Business internet Net peering

Valeria Rossi defends the not for profit IX model

Valeria Rossi, general manager of MIX is passionate about not for profit IX model

I am in front of the typical “blank page” …

I read “Women in tech – a blog written by women, not a blog about women”, and I wonder if a woman would write about technology differently from a man. But this does not matter, this is not the subject.

In reality I have never much felt gender differences in my job, nor have I suffered from it. At the beginning of my career, I had the chance to work in the IP networks field within the academic world. There, despite “networks design” being predominantly a male activity, gender has never been an issue. I realise that it is not always the case, but either I was lucky or I have always behaved neutrally with respect to gender, avoiding to making it an issue.

I must admit, nevertheless, that things changed 15 years ago, when I started to manage MIX, initially as the technical director and later as its general manager. There I had to make double the effort to persuade a board, composed then and ever since entirely by men, that one specific strategy could be winning rather than an other, or that a particular chance had priority over others.

Nobody has ever challenged my technical choices, but often I had to make an extra effort to assert my credibility in business management and general overview. Do I believe that this has been due, at least partially, to the fact that I am a woman? Yes, I believe so, but now, even in this respect, fortunately or thanks to my skills or perhaps only to my strong determination, this belongs in the past.

I think of how many times I had to act with, and sometimes against the governing board, in order to develop MIX, company that started very quietly and kept with a low profile for several years. This as in a highly vertical Italian market where peering seemed both the keystone and a service competing with the transport and transit services of those offering the peering.

It took years before achieving the IX (Internet Exchange) model which is now recognised everywhere in Europe, open and without barriers, where anyone in possession of an AS is welcome … But effort is part of the game.

In this effort I was supported by my colleagues – who along the years have become friends – and co-founders of Euro-IX. Euro-IX is a successful example of open forum where we debate and coordinate efforts for the benefit of the whole Internet community.

This experience shared together, at the very beginning just with a few people taking the first steps towards the achievement of the IX model, later with a larger community representing every European country and many others in the world, has been for me and consequently for MIX itself a source improvement and growth. Doing it with my friends, was also a life gym.

Actually, those have been important years of learning, both for the people and for the market itself.

Perhaps MIX reached some goals more slowly than others.

Why such an effort?

Well, because in such a rapidly evolving world we have faithfully adhered to the successful European models that espouse openness of the market – firstly in Italy but strongly linked to that of our foreign friends.
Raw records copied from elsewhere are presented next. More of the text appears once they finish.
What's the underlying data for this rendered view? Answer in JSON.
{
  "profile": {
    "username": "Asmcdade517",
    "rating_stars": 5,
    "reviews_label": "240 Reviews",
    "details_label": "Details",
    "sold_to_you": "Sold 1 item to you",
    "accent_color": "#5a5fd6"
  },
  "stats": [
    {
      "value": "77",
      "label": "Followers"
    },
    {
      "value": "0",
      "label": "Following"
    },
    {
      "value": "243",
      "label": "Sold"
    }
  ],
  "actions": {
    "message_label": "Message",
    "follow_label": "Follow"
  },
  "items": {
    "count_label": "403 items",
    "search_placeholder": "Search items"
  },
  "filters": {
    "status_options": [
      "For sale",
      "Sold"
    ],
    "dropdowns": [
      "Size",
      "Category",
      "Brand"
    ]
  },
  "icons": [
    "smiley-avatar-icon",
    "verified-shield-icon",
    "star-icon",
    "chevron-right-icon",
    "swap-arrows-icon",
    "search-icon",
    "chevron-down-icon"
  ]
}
Amongst all this only one thing is really written in the stone:

never act in direct competition with our members’ business,

operate neutrally  and

never considering a peering service as a money source in itself.

Every internal battle, every ‘lost’ opportunity, everything has been justified by the strong belief that we had to maintain the super-parties role of IXes and in particular of MIX, without discrediting it by giving in to market dynamics which we do not believe is compatible with the role of an Internet Exchange.
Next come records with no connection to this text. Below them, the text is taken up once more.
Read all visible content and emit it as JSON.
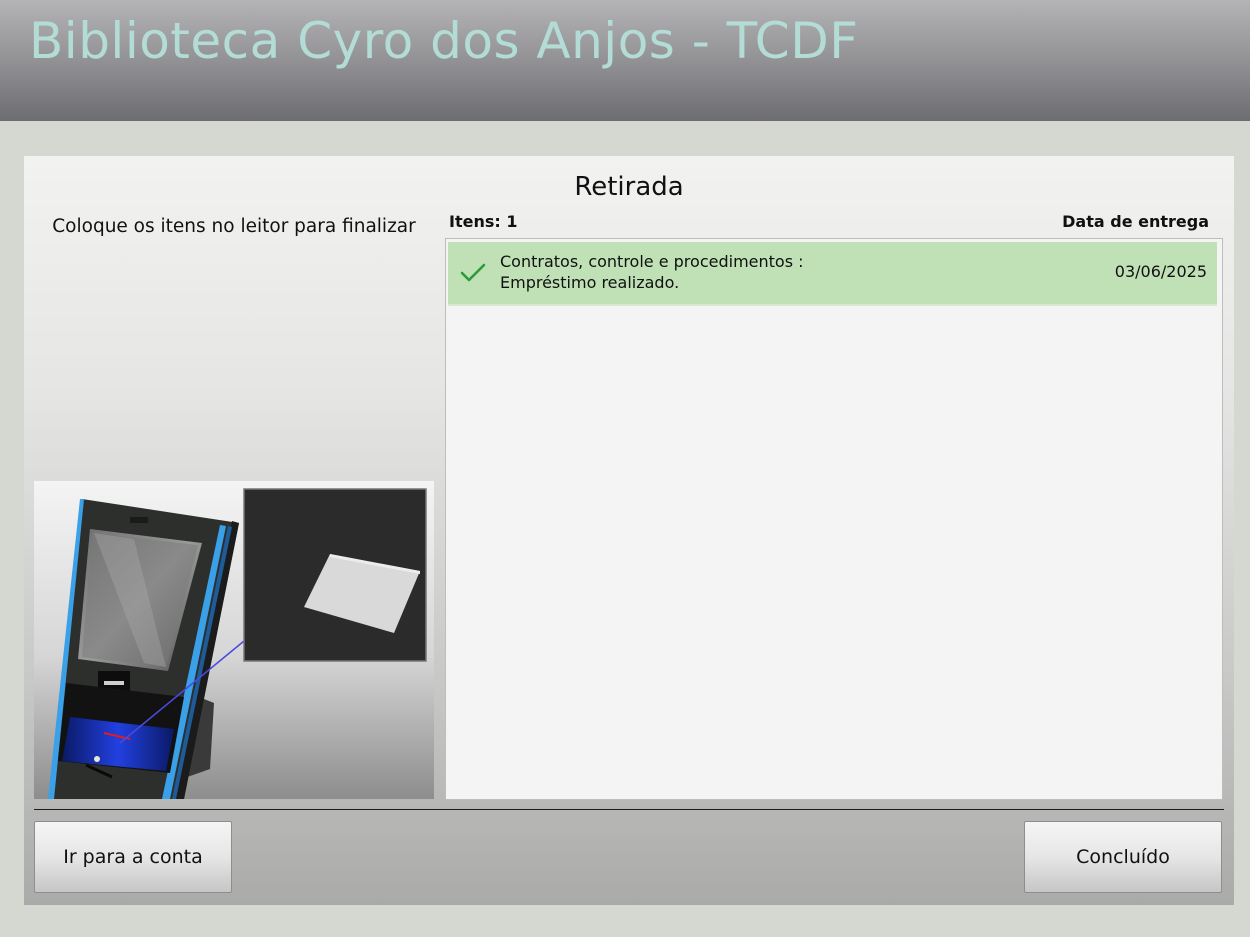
{
  "header": {
    "title": "Biblioteca Cyro dos Anjos - TCDF"
  },
  "checkout": {
    "title": "Retirada",
    "instruction": "Coloque os itens no leitor para finalizar",
    "items_count_label": "Itens: 1",
    "due_date_header": "Data de entrega",
    "items": [
      {
        "title": "Contratos, controle e procedimentos :",
        "status": "Empréstimo realizado.",
        "due_date": "03/06/2025",
        "status_icon": "check-icon",
        "row_color": "#c0e0b6"
      }
    ]
  },
  "buttons": {
    "account_label": "Ir para a conta",
    "done_label": "Concluído"
  },
  "colors": {
    "header_title": "#b3dcd7",
    "success_row": "#c0e0b6",
    "check": "#2e9a3a"
  }
}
IXs are born within the ecosystem of Internet as neutral substrate, functional to its development. IXs can optimise Internet paths, while enabling the freedom and autonomy of traffic routing, favouring openness against closure, protecting the market from monopolies, and balancing the market logic of transports.
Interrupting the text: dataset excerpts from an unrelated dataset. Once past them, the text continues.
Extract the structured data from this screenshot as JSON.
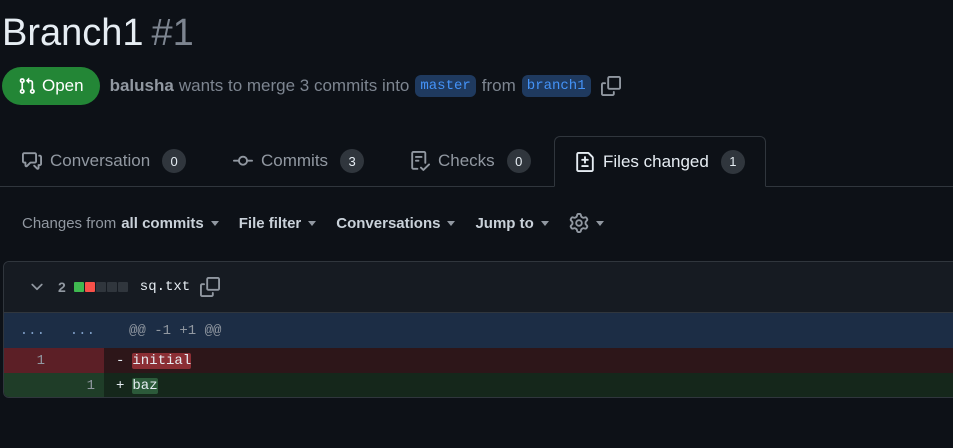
{
  "pr": {
    "title": "Branch1",
    "number": "#1",
    "state": "Open",
    "author": "balusha",
    "merge_text": "wants to merge 3 commits into",
    "base_branch": "master",
    "from_text": "from",
    "head_branch": "branch1"
  },
  "tabs": [
    {
      "label": "Conversation",
      "count": "0",
      "icon": "comment-discussion-icon"
    },
    {
      "label": "Commits",
      "count": "3",
      "icon": "git-commit-icon"
    },
    {
      "label": "Checks",
      "count": "0",
      "icon": "checklist-icon"
    },
    {
      "label": "Files changed",
      "count": "1",
      "icon": "file-diff-icon",
      "active": true
    }
  ],
  "toolbar": {
    "changes_prefix": "Changes from",
    "changes_value": "all commits",
    "file_filter": "File filter",
    "conversations": "Conversations",
    "jump_to": "Jump to"
  },
  "file": {
    "change_count": "2",
    "name": "sq.txt",
    "diffstat": [
      "added",
      "deleted",
      "neutral",
      "neutral",
      "neutral"
    ],
    "hunk": {
      "old_marker": "...",
      "new_marker": "...",
      "header": "@@ -1 +1 @@"
    },
    "lines": [
      {
        "type": "del",
        "old": "1",
        "new": "",
        "sign": "-",
        "text": "initial"
      },
      {
        "type": "add",
        "old": "",
        "new": "1",
        "sign": "+",
        "text": "baz"
      }
    ]
  },
  "colors": {
    "open_badge": "#238636",
    "branch_bg": "#1f3a5f",
    "branch_fg": "#4493f8",
    "add": "#3fb950",
    "del": "#f85149",
    "neutral": "#30363d"
  }
}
Therefore I do believe that an IX has a big responsibility and must be an example of neutrality. The stability and growth of an IX must guarantee this type of ecosystem.

Rethinking to the Euro-IX experience, I’m now certain that in the domain of IXs, the concept of ensemble is the keystone to success:

On the one side every IX is born to operate primarily inside its country of origin – where it knows the actors, the market dynamics, the political-economical implications, where it knows where it can ‘touch’ the ecosystem to improve it

On the other hand, the ensemble of  IXs can act at a global level, intervening on the dynamics of the overall Internet, which by construction is a whole and only entity.

Unfortunately though, the millstone of the business-oriented is slowly but more and more clearly encroaching on our micro-world, where nowadays the strategy of the ‘IP routes trawling’ seems to prevail over a more global stability and growth.

I do not believe this is the right way ahead, I believe that attempts to predominating can only bring confusion in favour of old market logics.

But when things are changing and moving, there’s more fervour, passion, need to exchange new ideas and possibly to battle too. New efforts? Yes, but this is the amusing part of my job.

Tons of peering content on this blog – see here

Other posts in our women in tech week include:

Geeks do drink prosecco
Network filter bypass solutions
Network Automation

2 replies on “Valeria Rossi defends the not for profit IX model”

Valeria wrote this posts to some extent based on a discussion point she raised at the last Euro-IX meeting in Marseille
Her issue is that come commercial Internet Exchanges are opening POPs in locations already served by an existing IX with a not for profit ethos.
The discussion is whether the IXP community should remain not for profit and look after their own local patch to everyone’s mutual benefit, or whether commercialisation will encroach and the market will turn towards the “filthy lucre”

Let us hope that people like Valeria can hold on tightly to their principles, and keep the internet open and free. For the people. Good show.